Currie’s “follow me” start on tuned percussion is immediately answered by slap bass and trumpet blasts and as the piece develops the percussive sounds of timpani, harp and celeste are crucial supports, as are the vibrant double bassoon, cor anglais and E flat clarinet colours in the winds.

The soloist is rarely required to hit the untuned percussion very hard, but some of the writing is very fast indeed. The third of three unseparated movements has a long marimba solo before it ends on a shimmer of glockenspiel, string harmonics and breath effects on the horns.
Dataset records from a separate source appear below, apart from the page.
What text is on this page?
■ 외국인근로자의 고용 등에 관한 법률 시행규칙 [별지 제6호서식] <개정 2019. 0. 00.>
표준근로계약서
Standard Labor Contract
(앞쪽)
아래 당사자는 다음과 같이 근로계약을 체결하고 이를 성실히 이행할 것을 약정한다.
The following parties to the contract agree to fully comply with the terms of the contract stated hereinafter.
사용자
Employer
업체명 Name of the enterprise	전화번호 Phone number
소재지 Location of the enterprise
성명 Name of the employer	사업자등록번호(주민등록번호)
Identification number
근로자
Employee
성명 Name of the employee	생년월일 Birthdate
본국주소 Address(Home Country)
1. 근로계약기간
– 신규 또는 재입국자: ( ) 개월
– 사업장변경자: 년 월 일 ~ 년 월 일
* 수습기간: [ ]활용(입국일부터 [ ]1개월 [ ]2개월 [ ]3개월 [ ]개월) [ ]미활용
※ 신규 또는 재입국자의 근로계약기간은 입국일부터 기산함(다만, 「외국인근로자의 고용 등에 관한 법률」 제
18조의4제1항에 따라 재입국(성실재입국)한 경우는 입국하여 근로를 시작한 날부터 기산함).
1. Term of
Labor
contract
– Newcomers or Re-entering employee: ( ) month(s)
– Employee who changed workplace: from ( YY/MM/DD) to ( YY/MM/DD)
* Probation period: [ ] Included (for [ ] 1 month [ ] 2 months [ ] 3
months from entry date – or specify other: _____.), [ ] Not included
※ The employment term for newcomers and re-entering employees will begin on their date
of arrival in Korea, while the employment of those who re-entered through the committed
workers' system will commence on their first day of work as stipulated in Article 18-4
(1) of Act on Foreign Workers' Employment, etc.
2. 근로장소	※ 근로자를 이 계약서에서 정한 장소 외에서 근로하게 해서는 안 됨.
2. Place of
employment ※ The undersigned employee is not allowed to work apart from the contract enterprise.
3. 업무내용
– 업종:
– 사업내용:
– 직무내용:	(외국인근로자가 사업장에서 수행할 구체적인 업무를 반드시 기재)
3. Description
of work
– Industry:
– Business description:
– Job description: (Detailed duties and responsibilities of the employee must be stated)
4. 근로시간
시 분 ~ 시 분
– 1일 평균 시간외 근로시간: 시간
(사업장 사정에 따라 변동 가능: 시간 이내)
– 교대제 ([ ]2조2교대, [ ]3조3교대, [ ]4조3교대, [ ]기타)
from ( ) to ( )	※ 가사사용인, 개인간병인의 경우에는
Grime’s radical modernity was framed by works of Beethoven, Haydn and Anton Eberl, the latter two overtures to operas about islands and women. While Eberl’s Overture to The Queen of the Black Islands made you feel you had seen the opera in its full-on drama, Haydn’s for The Uninhabited Island rather made one yearn to see a full staging of the shipwreck story.

Completing the programme was Beethoven’s Symphony No 4, a work that seems to have featured regularly in Scottish concert schedules of late. Schuldt’s version came in very clearly delineated chapters, with a very bouncy second movement Adagio and huge enthusiasm for the rhythmic games of the Scherzo. Among the fine wind solos, first bassoon Cerys Ambrose-Evans stood out.